Hierarchical Bayesian computing of 3-dimensional whale trajectories from tag and acoustic data

Mary Woodcock Kroble
Monday 10 June 2013
Date: 20 November 2013
Time: 4:00 pm - 5:00 pm

Speaker: Christophe Laplanche (EcoLab  > – Laboratoire d’écologie fonctionnelle )

Abstract

Researchers mainly use tagging and passive acoustics to study the underwater behavior of toothed whales in the field. Both approaches have divergences which mainly originate from dogmatic (how much tagging/recording alters whale behavior?) and technical (equipments are different and so are the way they are operated and the information they provide) aspects. Are tagging and passive acoustics that different? Both approach share the common goal of computing 3-dimensional whale trajectories from noisy data collected on a network of sensors.
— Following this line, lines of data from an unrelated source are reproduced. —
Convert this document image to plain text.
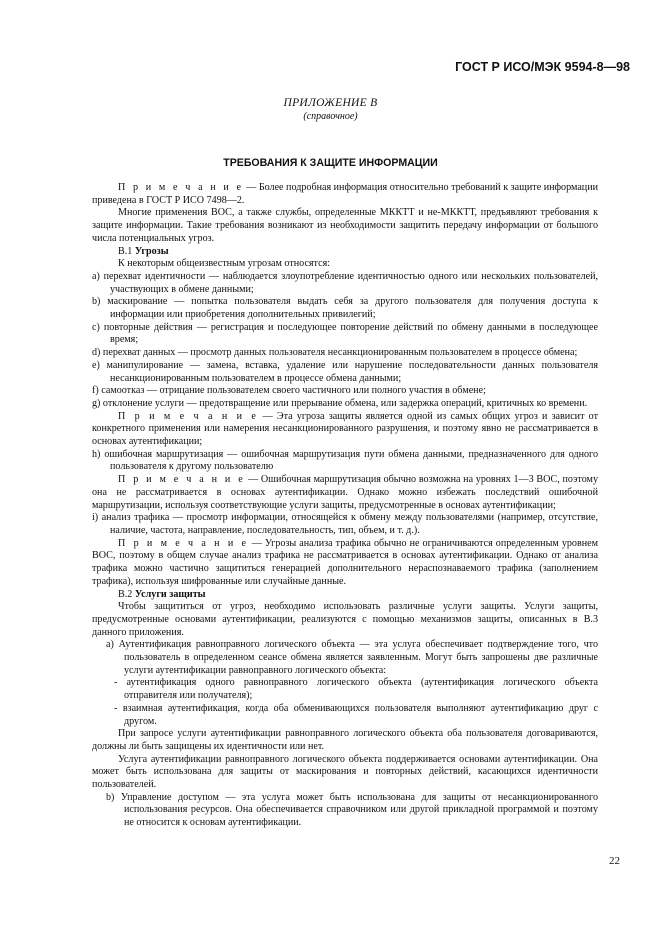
ГОСТ Р ИСО/МЭК 9594-8—98
ПРИЛОЖЕНИЕ В
(справочное)
ТРЕБОВАНИЯ К ЗАЩИТЕ ИНФОРМАЦИИ

П р и м е ч а н и е — Более подробная информация относительно требований к защите информации приведена в ГОСТ Р ИСО 7498—2.

Многие применения ВОС, а также службы, определенные МККТТ и не-МККТТ, предъявляют требования к защите информации. Такие требования возникают из необходимости защитить передачу информации от большого числа потенциальных угроз.

В.1 Угрозы

К некоторым общеизвестным угрозам относятся:

a) перехват идентичности — наблюдается злоупотребление идентичностью одного или нескольких пользователей, участвующих в обмене данными;

b) маскирование — попытка пользователя выдать себя за другого пользователя для получения доступа к информации или приобретения дополнительных привилегий;

c) повторные действия — регистрация и последующее повторение действий по обмену данными в последующее время;

d) перехват данных — просмотр данных пользователя несанкционированным пользователем в процессе обмена;

e) манипулирование — замена, вставка, удаление или нарушение последовательности данных пользователя несанкционированным пользователем в процессе обмена данными;

f) самоотказ — отрицание пользователем своего частичного или полного участия в обмене;

g) отклонение услуги — предотвращение или прерывание обмена, или задержка операций, критичных ко времени.

П р и м е ч а н и е — Эта угроза защиты является одной из самых общих угроз и зависит от конкретного применения или намерения несанкционированного разрушения, и поэтому явно не рассматривается в основах аутентификации;

h) ошибочная маршрутизация — ошибочная маршрутизация пути обмена данными, предназначенного для одного пользователя к другому пользователю

П р и м е ч а н и е — Ошибочная маршрутизация обычно возможна на уровнях 1—3 ВОС, поэтому она не рассматривается в основах аутентификации. Однако можно избежать последствий ошибочной маршрутизации, используя соответствующие услуги защиты, предусмотренные в основах аутентификации;

i) анализ трафика — просмотр информации, относящейся к обмену между пользователями (например, отсутствие, наличие, частота, направление, последовательность, тип, объем, и т. д.).

П р и м е ч а н и е — Угрозы анализа трафика обычно не ограничиваются определенным уровнем ВОС, поэтому в общем случае анализ трафика не рассматривается в основах аутентификации. Однако от анализа трафика можно частично защититься генерацией дополнительного нераспознаваемого трафика (заполнением трафика), используя шифрованные или случайные данные.

В.2 Услуги защиты

Чтобы защититься от угроз, необходимо использовать различные услуги защиты. Услуги защиты, предусмотренные основами аутентификации, реализуются с помощью механизмов защиты, описанных в В.3 данного приложения.

а) Аутентификация равноправного логического объекта — эта услуга обеспечивает подтверждение того, что пользователь в определенном сеансе обмена является заявленным. Могут быть запрошены две различные услуги аутентификации равноправного логического объекта:

- аутентификация одного равноправного логического объекта (аутентификация логического объекта отправителя или получателя);

- взаимная аутентификация, когда оба обменивающихся пользователя выполняют аутентификацию друг с другом.

При запросе услуги аутентификации равноправного логического объекта оба пользователя договариваются, должны ли быть защищены их идентичности или нет.

Услуга аутентификации равноправного логического объекта поддерживается основами аутентификации. Она может быть использована для защиты от маскирования и повторных действий, касающихся идентичности пользователей.

b) Управление доступом — эта услуга может быть использована для защиты от несанкционированного использования ресурсов. Она обеспечивается справочником или другой прикладной программой и поэтому не относится к основам аутентификации.

22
We actually show that an identical approach – under the form of a hierachical Bayesian model (HBM) – can be used to compute 3-dimensional whale trajectories from tag (including depth meter, accelerometer, magnetometer, gyroscope, GPS) and/or passive acoustic data. This approach has the advantages of (1) efficiently extracting information from the data, (2) efficiently merging different sources of data, and (3) propagating measurement errors to whale trajectory estimates. We illustrate the capabilities of the approach with simulated and field data.